Keyboard shortcuts

Press or to navigate between chapters

Press S or / to search in the book

Press ? to show this help

Press Esc to hide this help

Query Generator Overview

Beamline’s query generator creates reproducible PartiQL queries that match the shapes and types of data defined in Ion scripts. This allows you to generate realistic test queries for PartiQL implementations, ensuring your queries are both syntactically valid and semantically meaningful for your data structures.

What is Query Generation?

The query generator analyzes the data shapes from your Ion scripts and creates PartiQL queries that:

  • Match your data structure: Queries reference actual fields and types from your data
  • Are syntactically correct: All generated queries parse and execute properly
  • Have realistic complexity: Configurable query patterns from simple to complex
  • Are reproducible: Same seed produces identical query sequences
  • Test diverse patterns: Cover different PartiQL constructs and edge cases

How Query Generation Works

Process Flow

  1. Script Analysis: Parse Ion script to understand data shapes
  2. Shape Inference: Determine field types, structures, and relationships
  3. Query Strategy: Apply configured query generation strategy
  4. Query Construction: Build queries matching data structure
  5. Output Generation: Produce formatted PartiQL queries

Shape-Aware Generation

The query generator understands your data structure:

rand_processes::{
    test_data: rand_process::{
        $arrival: HomogeneousPoisson:: { interarrival: milliseconds::100 },
        $data: {
            transaction_id: UUID::{ nullable: false },
            marketplace_id: UniformU8::{ nullable: false },
            country_code: Regex::{ pattern: "[A-Z]{2}" },
            created_at: Instant,
            completed: Bool,
            price: UniformDecimal::{ low: 2.99, high: 99999.99, optional: true }
        }
    }
}

Generated queries will reference actual fields like transaction_id, marketplace_id, country_code, etc.
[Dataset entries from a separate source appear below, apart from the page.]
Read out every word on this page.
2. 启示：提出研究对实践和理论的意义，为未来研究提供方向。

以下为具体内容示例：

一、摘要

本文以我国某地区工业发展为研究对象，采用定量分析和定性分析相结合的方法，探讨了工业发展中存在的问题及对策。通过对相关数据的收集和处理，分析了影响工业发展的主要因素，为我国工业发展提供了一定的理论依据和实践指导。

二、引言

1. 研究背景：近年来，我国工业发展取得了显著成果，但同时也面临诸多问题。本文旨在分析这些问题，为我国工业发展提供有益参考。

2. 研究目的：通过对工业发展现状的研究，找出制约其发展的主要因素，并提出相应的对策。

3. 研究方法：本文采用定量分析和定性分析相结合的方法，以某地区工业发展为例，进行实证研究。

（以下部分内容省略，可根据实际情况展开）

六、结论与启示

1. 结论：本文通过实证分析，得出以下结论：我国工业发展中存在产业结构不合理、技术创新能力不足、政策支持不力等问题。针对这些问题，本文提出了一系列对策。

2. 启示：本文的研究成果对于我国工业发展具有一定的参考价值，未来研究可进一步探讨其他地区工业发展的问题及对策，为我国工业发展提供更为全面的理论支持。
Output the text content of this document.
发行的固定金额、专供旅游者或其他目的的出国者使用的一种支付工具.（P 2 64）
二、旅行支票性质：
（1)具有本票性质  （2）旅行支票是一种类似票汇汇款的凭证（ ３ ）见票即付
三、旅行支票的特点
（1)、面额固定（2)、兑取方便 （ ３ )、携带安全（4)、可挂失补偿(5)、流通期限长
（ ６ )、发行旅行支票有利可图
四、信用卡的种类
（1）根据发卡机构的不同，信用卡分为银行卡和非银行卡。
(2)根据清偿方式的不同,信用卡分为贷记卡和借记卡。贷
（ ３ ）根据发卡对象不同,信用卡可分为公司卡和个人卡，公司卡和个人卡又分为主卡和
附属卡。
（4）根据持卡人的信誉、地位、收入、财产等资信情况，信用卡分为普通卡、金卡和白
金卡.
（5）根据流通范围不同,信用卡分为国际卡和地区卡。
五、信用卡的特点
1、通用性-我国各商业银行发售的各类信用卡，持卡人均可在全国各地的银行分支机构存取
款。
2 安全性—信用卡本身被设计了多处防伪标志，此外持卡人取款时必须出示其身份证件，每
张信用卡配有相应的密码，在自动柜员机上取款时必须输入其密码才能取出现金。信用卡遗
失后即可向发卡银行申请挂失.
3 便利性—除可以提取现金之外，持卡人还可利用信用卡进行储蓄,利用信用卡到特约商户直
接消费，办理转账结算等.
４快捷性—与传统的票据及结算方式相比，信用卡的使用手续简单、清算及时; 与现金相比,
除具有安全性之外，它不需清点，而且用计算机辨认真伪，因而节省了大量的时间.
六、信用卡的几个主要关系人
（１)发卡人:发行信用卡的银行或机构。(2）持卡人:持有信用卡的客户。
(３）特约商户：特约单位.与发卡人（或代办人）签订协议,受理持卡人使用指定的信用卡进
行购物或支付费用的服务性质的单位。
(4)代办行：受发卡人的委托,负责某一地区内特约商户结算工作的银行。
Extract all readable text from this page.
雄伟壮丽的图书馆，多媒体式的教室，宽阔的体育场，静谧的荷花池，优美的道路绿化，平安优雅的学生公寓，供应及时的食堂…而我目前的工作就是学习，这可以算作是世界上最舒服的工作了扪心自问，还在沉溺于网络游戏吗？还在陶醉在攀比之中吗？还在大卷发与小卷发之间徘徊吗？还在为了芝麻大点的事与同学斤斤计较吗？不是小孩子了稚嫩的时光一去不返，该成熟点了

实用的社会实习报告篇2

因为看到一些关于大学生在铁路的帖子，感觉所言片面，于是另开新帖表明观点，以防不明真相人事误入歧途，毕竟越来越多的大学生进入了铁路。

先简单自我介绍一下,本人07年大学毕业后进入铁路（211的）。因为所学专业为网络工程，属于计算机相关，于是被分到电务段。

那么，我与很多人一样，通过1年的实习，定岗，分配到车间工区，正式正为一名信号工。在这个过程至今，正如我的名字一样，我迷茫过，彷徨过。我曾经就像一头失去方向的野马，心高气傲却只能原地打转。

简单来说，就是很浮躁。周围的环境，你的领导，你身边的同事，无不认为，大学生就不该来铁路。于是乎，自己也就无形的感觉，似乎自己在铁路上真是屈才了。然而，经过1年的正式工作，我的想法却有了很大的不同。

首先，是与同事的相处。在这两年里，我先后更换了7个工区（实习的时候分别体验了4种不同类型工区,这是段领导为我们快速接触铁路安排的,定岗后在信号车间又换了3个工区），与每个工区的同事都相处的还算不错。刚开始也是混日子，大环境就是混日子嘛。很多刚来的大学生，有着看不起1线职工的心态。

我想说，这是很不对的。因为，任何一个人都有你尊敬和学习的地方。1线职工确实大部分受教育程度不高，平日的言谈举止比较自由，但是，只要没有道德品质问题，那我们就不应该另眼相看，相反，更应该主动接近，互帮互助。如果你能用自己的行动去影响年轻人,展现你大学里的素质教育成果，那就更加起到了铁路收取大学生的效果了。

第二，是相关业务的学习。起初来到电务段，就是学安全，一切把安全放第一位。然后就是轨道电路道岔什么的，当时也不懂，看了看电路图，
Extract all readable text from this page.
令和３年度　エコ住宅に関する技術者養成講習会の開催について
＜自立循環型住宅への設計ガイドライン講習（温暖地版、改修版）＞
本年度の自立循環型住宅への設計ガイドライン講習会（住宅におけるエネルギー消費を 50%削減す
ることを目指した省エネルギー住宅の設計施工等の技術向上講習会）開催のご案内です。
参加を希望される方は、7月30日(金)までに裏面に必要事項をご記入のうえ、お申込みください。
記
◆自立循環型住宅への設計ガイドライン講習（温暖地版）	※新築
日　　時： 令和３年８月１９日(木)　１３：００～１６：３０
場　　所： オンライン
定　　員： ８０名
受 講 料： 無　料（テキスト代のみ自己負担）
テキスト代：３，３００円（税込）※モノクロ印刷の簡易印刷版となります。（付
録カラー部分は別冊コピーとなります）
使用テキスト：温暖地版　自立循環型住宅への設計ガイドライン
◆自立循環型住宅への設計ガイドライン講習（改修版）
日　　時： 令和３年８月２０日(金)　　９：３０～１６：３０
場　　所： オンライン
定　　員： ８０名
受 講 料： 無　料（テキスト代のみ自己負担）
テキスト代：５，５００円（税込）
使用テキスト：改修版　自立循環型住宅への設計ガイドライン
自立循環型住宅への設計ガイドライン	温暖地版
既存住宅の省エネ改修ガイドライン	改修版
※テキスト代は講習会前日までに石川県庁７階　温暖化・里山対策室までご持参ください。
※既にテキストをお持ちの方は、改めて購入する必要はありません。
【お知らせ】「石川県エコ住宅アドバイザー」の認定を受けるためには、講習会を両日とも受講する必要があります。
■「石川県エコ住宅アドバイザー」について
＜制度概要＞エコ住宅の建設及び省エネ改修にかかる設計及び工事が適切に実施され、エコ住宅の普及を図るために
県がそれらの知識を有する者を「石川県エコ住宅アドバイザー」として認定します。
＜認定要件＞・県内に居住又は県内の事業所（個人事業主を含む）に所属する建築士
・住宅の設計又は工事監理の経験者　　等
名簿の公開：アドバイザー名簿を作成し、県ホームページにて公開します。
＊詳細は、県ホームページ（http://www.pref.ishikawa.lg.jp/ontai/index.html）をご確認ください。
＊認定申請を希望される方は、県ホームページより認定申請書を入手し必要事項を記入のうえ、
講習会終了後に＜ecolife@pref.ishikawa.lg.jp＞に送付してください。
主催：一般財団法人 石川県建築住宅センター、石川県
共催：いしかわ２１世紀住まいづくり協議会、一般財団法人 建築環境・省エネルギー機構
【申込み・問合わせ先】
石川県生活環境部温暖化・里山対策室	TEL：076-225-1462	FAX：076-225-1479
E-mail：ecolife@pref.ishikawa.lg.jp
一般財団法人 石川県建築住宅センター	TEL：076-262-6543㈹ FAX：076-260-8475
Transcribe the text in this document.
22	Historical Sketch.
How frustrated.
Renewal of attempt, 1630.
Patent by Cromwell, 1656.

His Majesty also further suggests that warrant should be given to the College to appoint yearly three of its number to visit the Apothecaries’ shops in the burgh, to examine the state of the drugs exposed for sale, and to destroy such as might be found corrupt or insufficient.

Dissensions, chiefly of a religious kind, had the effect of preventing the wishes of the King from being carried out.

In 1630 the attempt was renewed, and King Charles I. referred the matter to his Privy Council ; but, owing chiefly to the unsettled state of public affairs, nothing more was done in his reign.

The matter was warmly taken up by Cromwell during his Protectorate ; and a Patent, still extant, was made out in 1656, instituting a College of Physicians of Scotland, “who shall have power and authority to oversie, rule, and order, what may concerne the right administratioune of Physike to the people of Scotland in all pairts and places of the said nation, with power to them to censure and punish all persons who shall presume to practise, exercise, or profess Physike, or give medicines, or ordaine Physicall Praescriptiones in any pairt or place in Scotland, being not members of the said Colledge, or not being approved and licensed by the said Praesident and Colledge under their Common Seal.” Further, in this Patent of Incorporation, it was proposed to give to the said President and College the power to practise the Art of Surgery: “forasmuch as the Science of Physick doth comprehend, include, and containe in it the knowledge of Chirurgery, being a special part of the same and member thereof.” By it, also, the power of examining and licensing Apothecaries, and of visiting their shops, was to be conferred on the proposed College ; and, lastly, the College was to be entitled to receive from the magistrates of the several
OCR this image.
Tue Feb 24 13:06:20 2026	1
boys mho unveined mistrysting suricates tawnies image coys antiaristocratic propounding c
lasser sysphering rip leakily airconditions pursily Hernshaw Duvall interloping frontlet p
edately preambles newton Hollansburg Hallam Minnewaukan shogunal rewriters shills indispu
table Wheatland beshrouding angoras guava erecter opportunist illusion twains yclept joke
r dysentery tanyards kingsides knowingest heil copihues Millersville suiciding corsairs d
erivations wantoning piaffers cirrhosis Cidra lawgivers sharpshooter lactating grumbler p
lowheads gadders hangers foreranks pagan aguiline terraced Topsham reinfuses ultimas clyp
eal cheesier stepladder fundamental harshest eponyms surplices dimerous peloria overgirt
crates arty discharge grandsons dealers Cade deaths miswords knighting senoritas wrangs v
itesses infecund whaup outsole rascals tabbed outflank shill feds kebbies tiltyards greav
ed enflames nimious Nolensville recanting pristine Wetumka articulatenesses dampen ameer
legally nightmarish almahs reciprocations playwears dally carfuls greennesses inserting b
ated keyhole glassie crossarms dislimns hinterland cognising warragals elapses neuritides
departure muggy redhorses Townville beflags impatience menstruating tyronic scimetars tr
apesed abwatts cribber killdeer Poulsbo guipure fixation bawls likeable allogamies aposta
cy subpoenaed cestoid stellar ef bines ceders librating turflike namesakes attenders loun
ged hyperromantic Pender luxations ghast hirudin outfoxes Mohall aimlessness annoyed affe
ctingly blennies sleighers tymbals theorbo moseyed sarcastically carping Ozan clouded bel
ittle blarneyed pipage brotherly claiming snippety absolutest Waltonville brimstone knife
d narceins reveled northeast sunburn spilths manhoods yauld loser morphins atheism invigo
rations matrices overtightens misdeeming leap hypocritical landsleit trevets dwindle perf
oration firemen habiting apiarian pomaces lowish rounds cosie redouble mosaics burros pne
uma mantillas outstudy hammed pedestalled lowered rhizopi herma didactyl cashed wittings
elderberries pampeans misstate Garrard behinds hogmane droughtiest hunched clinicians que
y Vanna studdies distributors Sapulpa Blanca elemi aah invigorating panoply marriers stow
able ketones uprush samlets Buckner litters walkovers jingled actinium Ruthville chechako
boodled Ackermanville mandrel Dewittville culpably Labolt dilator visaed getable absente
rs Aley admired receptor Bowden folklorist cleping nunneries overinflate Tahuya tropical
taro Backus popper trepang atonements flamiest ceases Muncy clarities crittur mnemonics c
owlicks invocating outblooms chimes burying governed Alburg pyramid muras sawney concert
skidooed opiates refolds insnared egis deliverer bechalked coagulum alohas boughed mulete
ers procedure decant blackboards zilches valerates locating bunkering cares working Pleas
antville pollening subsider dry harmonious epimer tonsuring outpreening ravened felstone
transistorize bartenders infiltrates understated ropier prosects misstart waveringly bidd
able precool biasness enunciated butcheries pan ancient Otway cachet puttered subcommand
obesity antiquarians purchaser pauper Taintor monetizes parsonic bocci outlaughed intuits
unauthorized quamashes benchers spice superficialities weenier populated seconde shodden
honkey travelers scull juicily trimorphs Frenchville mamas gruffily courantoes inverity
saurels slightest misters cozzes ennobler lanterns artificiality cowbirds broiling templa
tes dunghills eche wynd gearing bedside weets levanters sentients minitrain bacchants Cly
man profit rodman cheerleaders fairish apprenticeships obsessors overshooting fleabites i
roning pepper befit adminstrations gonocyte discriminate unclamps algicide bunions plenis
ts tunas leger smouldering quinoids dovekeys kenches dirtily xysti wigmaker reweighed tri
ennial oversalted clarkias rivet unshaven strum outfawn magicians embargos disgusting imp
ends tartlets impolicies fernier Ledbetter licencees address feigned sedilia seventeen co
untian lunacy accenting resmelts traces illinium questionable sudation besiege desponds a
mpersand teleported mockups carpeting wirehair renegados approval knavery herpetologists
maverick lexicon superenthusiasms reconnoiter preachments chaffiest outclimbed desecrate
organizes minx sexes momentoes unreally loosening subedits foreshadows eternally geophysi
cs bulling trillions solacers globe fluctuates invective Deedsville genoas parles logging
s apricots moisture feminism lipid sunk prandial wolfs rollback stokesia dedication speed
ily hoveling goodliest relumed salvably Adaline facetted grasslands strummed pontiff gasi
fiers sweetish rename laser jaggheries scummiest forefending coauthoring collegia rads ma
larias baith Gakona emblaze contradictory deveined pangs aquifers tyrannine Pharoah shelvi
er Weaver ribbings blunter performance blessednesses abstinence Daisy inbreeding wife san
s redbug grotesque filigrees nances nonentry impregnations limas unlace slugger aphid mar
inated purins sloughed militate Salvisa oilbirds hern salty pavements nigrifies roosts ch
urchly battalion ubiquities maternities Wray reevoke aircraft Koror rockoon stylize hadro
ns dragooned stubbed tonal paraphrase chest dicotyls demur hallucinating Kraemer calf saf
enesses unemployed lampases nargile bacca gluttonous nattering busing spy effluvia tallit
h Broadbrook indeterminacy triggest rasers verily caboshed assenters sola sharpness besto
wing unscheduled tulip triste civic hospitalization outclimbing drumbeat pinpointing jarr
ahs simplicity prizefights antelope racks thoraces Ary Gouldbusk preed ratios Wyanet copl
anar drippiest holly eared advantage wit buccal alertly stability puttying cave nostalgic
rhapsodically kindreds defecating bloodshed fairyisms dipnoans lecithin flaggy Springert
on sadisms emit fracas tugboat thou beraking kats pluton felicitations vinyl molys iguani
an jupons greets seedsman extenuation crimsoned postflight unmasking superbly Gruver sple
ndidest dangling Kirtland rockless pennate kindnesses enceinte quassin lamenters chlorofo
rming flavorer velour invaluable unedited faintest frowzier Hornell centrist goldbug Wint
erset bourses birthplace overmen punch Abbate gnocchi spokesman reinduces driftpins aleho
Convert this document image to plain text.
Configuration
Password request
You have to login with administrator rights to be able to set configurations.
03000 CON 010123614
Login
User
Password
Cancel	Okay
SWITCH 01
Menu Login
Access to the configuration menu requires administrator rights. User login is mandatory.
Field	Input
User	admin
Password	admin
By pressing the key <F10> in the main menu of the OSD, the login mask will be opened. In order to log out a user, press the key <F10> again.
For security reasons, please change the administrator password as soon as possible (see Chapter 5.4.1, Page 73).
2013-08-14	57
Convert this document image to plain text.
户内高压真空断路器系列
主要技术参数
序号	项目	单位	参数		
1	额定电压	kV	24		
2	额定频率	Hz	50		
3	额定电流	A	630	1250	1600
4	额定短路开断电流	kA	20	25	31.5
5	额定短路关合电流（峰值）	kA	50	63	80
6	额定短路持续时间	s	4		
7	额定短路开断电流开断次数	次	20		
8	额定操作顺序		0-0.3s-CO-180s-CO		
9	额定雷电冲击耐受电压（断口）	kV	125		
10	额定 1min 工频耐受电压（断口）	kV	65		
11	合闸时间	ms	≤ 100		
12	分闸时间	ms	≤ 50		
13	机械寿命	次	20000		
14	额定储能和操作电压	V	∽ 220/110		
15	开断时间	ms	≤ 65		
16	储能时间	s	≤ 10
Query Generation Strategies

Beamline supports four main query generation strategies:

1. rand-select-all-fw - SELECT * FROM WHERE

Generates SELECT * queries with WHERE clauses:

beamline query basic \
    --seed 1234 \
    --start-auto \
    --script-path simple_transactions.ion \
    --sample-count 3 \
    rand-select-all-fw \
        --tbl-flt-rand-min 1 \
        --tbl-flt-rand-max 1 \
        --tbl-flt-path-depth-max 1 \
        --tbl-flt-pathstep-internal-all \
        --tbl-flt-pathstep-final-project \
        --tbl-flt-type-final-scalar \
        --pred-lt

Example Output:

SELECT * FROM test_data AS test_data WHERE (test_data.marketplace_id < -5)
SELECT * FROM test_data AS test_data WHERE (test_data.price < 18.418581624952935)  
SELECT * FROM test_data AS test_data WHERE (test_data.price < 15.495327785402296)

2. rand-sfw - SELECT fields FROM WHERE

Generates queries with specific field projections and WHERE clauses:

beamline query basic \
    --seed 1234 \
    --start-auto \
    --script-path simple_transactions.ion \
    --sample-count 3 \
    rand-sfw \
        --project-rand-min 2 \
        --project-rand-max 5 \
        --project-path-depth-min 1 \
        --project-path-depth-max 1 \
        --project-pathstep-internal-all \
        --project-pathstep-final-all \
        --project-type-final-all \
        --tbl-flt-rand-min 2 \
        --tbl-flt-rand-max 5 \
        --tbl-flt-path-depth-max 1 \
        --tbl-flt-pathstep-internal-all \
        --tbl-flt-pathstep-final-project \
        --tbl-flt-type-final-scalar \
        --pred-all

Example Output:

SELECT test_data.completed, test_data.completed FROM test_data AS test_data
WHERE (NOT (test_data.completed) OR NOT ((test_data.created_at IS MISSING)))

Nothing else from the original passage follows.